The John Galt Corporation is a demolition and construction contractor based in New York City, which was subcontracted to demolish the Deutsche Bank Building after the building suffered severe damage during the September 11 terrorist attacks on the World Trade Center. The company was involved in multiple scandals related to its work at the site.

The company was founded in 1983 and named for a character from Ayn Rand's novel Atlas Shrugged. The company had apparently done no substantial work of any kind until it was subcontracted by Bovis Lend Lease to demolish the Deutsche Bank Building. The company essentially acted as a shell corporation for the Regional Scaffolding and Hoisting Company and two former Safeway Environmental Corporation executives. The use of a shell corporation is not unusual within the demolition industry, but the participation of Safeway Environmental executives drew attention because of past problems that company had with government contracts, including accusations of ties to criminal organizations.

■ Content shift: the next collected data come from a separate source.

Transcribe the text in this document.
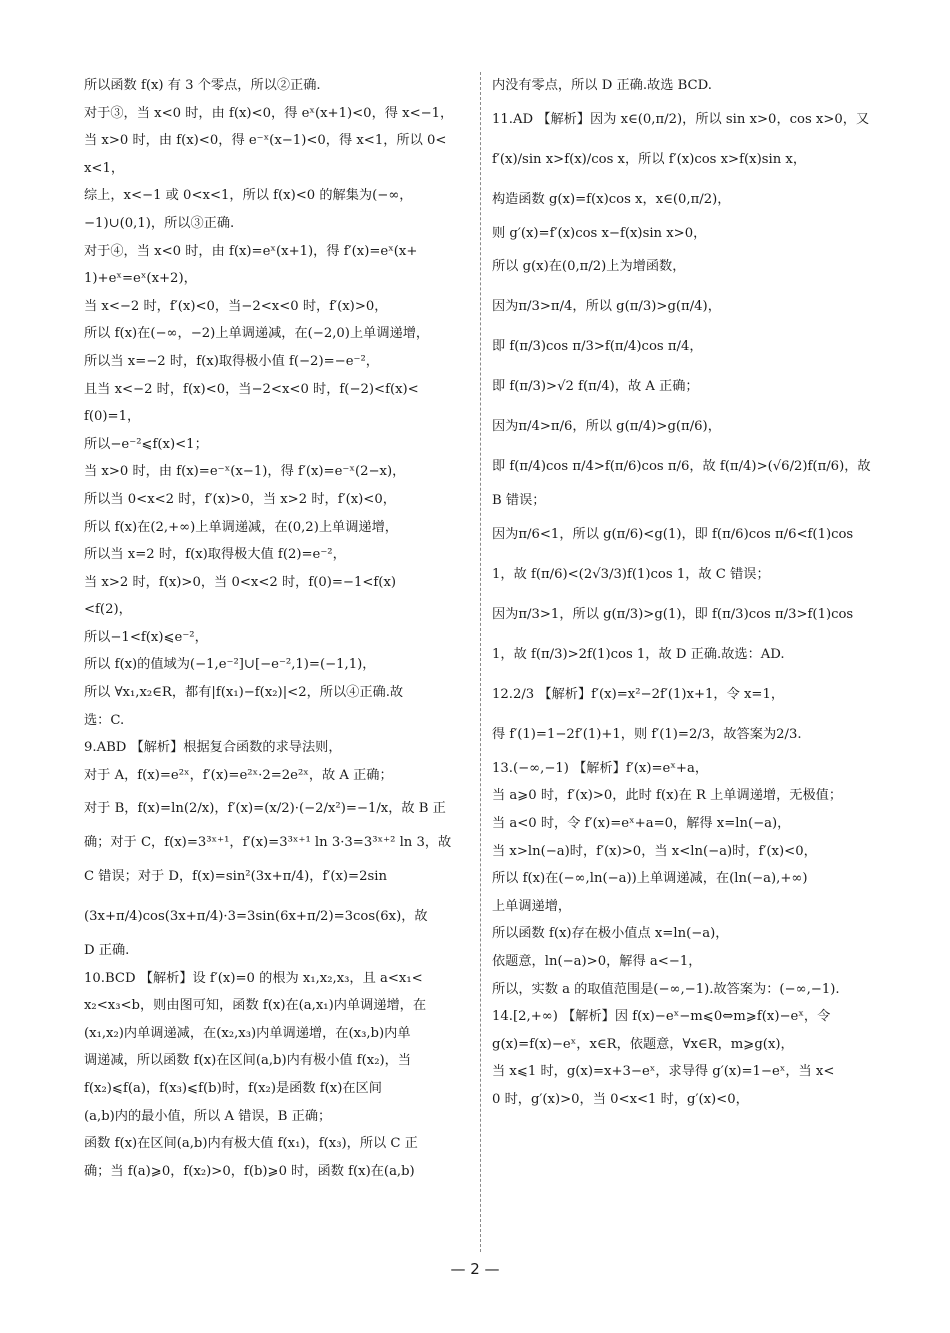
所以函数 f(x) 有 3 个零点，所以②正确.
对于③，当 x<0 时，由 f(x)<0，得 eˣ(x+1)<0，得 x<−1，
当 x>0 时，由 f(x)<0，得 e⁻ˣ(x−1)<0，得 x<1，所以 0<
x<1，
综上，x<−1 或 0<x<1，所以 f(x)<0 的解集为(−∞，
−1)∪(0,1)，所以③正确.
对于④，当 x<0 时，由 f(x)=eˣ(x+1)，得 f′(x)=eˣ(x+
1)+eˣ=eˣ(x+2)，
当 x<−2 时，f′(x)<0，当−2<x<0 时，f′(x)>0，
所以 f(x)在(−∞，−2)上单调递减，在(−2,0)上单调递增，
所以当 x=−2 时，f(x)取得极小值 f(−2)=−e⁻²，
且当 x<−2 时，f(x)<0，当−2<x<0 时，f(−2)<f(x)<
f(0)=1，
所以−e⁻²⩽f(x)<1；
当 x>0 时，由 f(x)=e⁻ˣ(x−1)，得 f′(x)=e⁻ˣ(2−x)，
所以当 0<x<2 时，f′(x)>0，当 x>2 时，f′(x)<0，
所以 f(x)在(2,+∞)上单调递减，在(0,2)上单调递增，
所以当 x=2 时，f(x)取得极大值 f(2)=e⁻²，
当 x>2 时，f(x)>0，当 0<x<2 时，f(0)=−1<f(x)
<f(2)，
所以−1<f(x)⩽e⁻²，
所以 f(x)的值域为(−1,e⁻²]∪[−e⁻²,1)=(−1,1)，
所以 ∀x₁,x₂∈R，都有|f(x₁)−f(x₂)|<2，所以④正确.故
选：C.
9.ABD 【解析】根据复合函数的求导法则，
对于 A，f(x)=e²ˣ，f′(x)=e²ˣ·2=2e²ˣ，故 A 正确；
对于 B，f(x)=ln(2/x)，f′(x)=(x/2)·(−2/x²)=−1/x，故 B 正
确；对于 C，f(x)=3³ˣ⁺¹，f′(x)=3³ˣ⁺¹ ln 3·3=3³ˣ⁺² ln 3，故
C 错误；对于 D，f(x)=sin²(3x+π/4)，f′(x)=2sin
(3x+π/4)cos(3x+π/4)·3=3sin(6x+π/2)=3cos(6x)，故
D 正确.
10.BCD 【解析】设 f′(x)=0 的根为 x₁,x₂,x₃，且 a<x₁<
x₂<x₃<b，则由图可知，函数 f(x)在(a,x₁)内单调递增，在
(x₁,x₂)内单调递减，在(x₂,x₃)内单调递增，在(x₃,b)内单
调递减，所以函数 f(x)在区间(a,b)内有极小值 f(x₂)，当
f(x₂)⩽f(a)，f(x₃)⩽f(b)时，f(x₂)是函数 f(x)在区间
(a,b)内的最小值，所以 A 错误，B 正确；
函数 f(x)在区间(a,b)内有极大值 f(x₁)，f(x₃)，所以 C 正
确；当 f(a)⩾0，f(x₂)>0，f(b)⩾0 时，函数 f(x)在(a,b)
内没有零点，所以 D 正确.故选 BCD.
11.AD 【解析】因为 x∈(0,π/2)，所以 sin x>0，cos x>0，又
f′(x)/sin x>f(x)/cos x，所以 f′(x)cos x>f(x)sin x，
构造函数 g(x)=f(x)cos x，x∈(0,π/2)，
则 g′(x)=f′(x)cos x−f(x)sin x>0，
所以 g(x)在(0,π/2)上为增函数，
因为π/3>π/4，所以 g(π/3)>g(π/4)，
即 f(π/3)cos π/3>f(π/4)cos π/4，
即 f(π/3)>√2 f(π/4)，故 A 正确；
因为π/4>π/6，所以 g(π/4)>g(π/6)，
即 f(π/4)cos π/4>f(π/6)cos π/6，故 f(π/4)>(√6/2)f(π/6)，故
B 错误；
因为π/6<1，所以 g(π/6)<g(1)，即 f(π/6)cos π/6<f(1)cos
1，故 f(π/6)<(2√3/3)f(1)cos 1，故 C 错误；
因为π/3>1，所以 g(π/3)>g(1)，即 f(π/3)cos π/3>f(1)cos
1，故 f(π/3)>2f(1)cos 1，故 D 正确.故选：AD.
12.2/3 【解析】f′(x)=x²−2f′(1)x+1，令 x=1，
得 f′(1)=1−2f′(1)+1，则 f′(1)=2/3，故答案为2/3.
13.(−∞,−1) 【解析】f′(x)=eˣ+a，
当 a⩾0 时，f′(x)>0，此时 f(x)在 R 上单调递增，无极值；
当 a<0 时，令 f′(x)=eˣ+a=0，解得 x=ln(−a)，
当 x>ln(−a)时，f′(x)>0，当 x<ln(−a)时，f′(x)<0，
所以 f(x)在(−∞,ln(−a))上单调递减，在(ln(−a),+∞)
上单调递增，
所以函数 f(x)存在极小值点 x=ln(−a)，
依题意，ln(−a)>0，解得 a<−1，
所以，实数 a 的取值范围是(−∞,−1).故答案为：(−∞,−1).
14.[2,+∞) 【解析】因 f(x)−eˣ−m⩽0⇔m⩾f(x)−eˣ，令
g(x)=f(x)−eˣ，x∈R，依题意，∀x∈R，m⩾g(x)，
当 x⩽1 时，g(x)=x+3−eˣ，求导得 g′(x)=1−eˣ，当 x<
0 时，g′(x)>0，当 0<x<1 时，g′(x)<0，
— 2 —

Three of the company's construction supervisors (Mitchel Alvo, Salvatore DePaola, and Jeffrey Melofchik) were charged for manslaughter and criminally negligent homicide as a result of the deaths of two firefighters in a fire which broke out in August 2007. The John Galt Corporation was also charged. Alvo was acquitted in a bench trial; DePaola and Melofchik were cleared in a jury trial. The company was acquitted of manslaughter, but was convicted of second-degree reckless endangerment, a misdemeanor.

In a separate case, one of the company's purchasing agents, Robert Chiarappa, was sentenced to seven and a half years in prison for embezzling over 1.2 million dollars from the building's demolition. Three other people also pleaded guilty for their involvement in the scheme.